En 1821 España vendió Florida a EEUU para siempre por 5 millones de $, y EEUU jamás pagó un centavo. Resulta que en España confluyeron 2 tipos detestables a comienzos del s. XIX, por un lado Napoleón, que engañó a la corona de España diciendo que solo iban de paso a Portugal cuando lo que sucedió es que también se quedó con España, y por otro lado un Fernando VII que eso, sigue en el podio como el peor rey de la historia.
Años más tarde, al expulsar a los franceses, España estaba canina y necesitaba pasta como fuera. En paralelo, y aprovechando el papel débil de España, en Hispanoamérica Simón Bolivar maldecía a España y animaba a la independencia en diferentes latitudes de aquel continente. Por cierto, en Madrid tenemos un monumento a Bolívar ¿¿??
Y no menos intensa era la situación en lo que hoy es EEUU, con el ejército yankee atacando a los españoles en el norte de Florida a través del general Gregor McGregor, que a su vez, seguía órdenes de Simón Bolívar.

Total, que nuestro rey felón mandó a Luis de Onís en 1821 a vender el territorio que en 1513 reclamó Ponce de León y por el que se jugó la vida Bernardo de Gálvez, el mismo que ayudó a los EEUU a deshacerse de Inglaterra y que hoy es considerado héroe con ciudad en su honor y todo, Galveston (Texas), ya que la fundó él mismo. En el pack de venta iban Florida y Oregón, vamos, “que me lo quitan de las manos oiga”. El presidente James Monroe mandó a su vez a John Quincy Adams (más tarde sería presidente también) y firmaron la venta de la Florida y Oregón por 5 M$ en el “Tratado de Amistad, arreglo de diferencias y límites entre su Majestad Católica el Rey de España y los Estados Unidos de América”, ya se sabe, los nombres que se daban antes, vaya, y que hoy se conoce como “Tratado de Adams-Onís”.
Como además EEUU ya le había hecho reclamaciones a España, decidieron que lo comido por lo servido y nuestro gran rey y estratega no vio ni un céntimo. Bueno sí, le aseguraron que se quedaba con Texas, por la cual había también disputa.
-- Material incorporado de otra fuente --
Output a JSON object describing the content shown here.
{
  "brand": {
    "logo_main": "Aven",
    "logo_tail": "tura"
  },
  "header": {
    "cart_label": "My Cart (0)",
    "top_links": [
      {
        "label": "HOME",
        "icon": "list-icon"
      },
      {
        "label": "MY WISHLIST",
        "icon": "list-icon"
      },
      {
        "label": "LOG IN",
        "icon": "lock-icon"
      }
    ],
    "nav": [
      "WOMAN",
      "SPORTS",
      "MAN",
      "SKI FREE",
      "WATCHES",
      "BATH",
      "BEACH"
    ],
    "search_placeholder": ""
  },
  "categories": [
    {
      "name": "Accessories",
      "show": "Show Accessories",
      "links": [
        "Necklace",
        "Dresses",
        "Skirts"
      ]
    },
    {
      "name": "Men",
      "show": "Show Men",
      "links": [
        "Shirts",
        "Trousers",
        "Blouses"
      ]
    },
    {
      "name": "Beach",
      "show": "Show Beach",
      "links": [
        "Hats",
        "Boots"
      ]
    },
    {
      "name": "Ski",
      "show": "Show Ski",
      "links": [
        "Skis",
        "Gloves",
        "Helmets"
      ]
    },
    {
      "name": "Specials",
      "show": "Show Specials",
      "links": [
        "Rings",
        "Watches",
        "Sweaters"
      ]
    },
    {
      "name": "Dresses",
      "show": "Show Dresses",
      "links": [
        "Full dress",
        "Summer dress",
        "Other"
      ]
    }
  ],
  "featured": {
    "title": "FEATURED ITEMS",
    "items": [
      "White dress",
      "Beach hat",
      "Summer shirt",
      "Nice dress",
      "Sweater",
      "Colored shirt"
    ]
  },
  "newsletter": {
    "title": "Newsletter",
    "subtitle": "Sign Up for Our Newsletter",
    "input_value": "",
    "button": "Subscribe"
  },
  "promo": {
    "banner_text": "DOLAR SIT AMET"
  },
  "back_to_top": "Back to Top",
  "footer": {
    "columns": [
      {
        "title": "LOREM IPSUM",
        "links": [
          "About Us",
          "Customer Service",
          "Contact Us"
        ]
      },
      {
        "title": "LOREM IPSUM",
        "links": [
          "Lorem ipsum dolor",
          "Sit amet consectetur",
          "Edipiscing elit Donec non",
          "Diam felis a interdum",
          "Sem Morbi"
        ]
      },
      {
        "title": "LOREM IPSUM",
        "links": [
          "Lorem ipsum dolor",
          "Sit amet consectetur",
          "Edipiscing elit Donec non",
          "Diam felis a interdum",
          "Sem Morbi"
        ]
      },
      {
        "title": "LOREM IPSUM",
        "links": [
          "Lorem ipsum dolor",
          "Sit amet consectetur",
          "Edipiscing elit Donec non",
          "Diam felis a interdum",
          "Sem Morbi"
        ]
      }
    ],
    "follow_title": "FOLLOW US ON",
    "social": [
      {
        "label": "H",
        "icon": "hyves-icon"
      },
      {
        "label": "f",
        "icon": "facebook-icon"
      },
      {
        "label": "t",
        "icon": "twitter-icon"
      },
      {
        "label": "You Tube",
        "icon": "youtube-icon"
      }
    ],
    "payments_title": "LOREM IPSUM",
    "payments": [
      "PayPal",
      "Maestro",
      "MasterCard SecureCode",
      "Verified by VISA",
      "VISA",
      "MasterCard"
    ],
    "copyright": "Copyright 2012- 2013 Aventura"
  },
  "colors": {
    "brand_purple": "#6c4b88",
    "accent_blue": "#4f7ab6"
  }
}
La cosa no duró mucho puesto que Texas la conquistaron los mexicanos un par de años más tarde y el negocio fue redondo, vamos, que ni Paco Martínez Soria en la “Ciudad no es para mí”. Mientras tanto, entre 1821 y 1845 los estadounidenses se dieron de tortas con los nativos semínolas, los cuales perdieron su carácter de ciudadanía con la firma del tratado y solo por dar unos datos, de 140.00 habitantes, el 44% era esclavo en 1860. En 1845 Florida se convirtió, gratis, en el estado número 27 de EEUU, y hoy semínolas, lo que se dice semínolas, no queda un uno, aunque he de decir que no conozco a todos los floriadianos.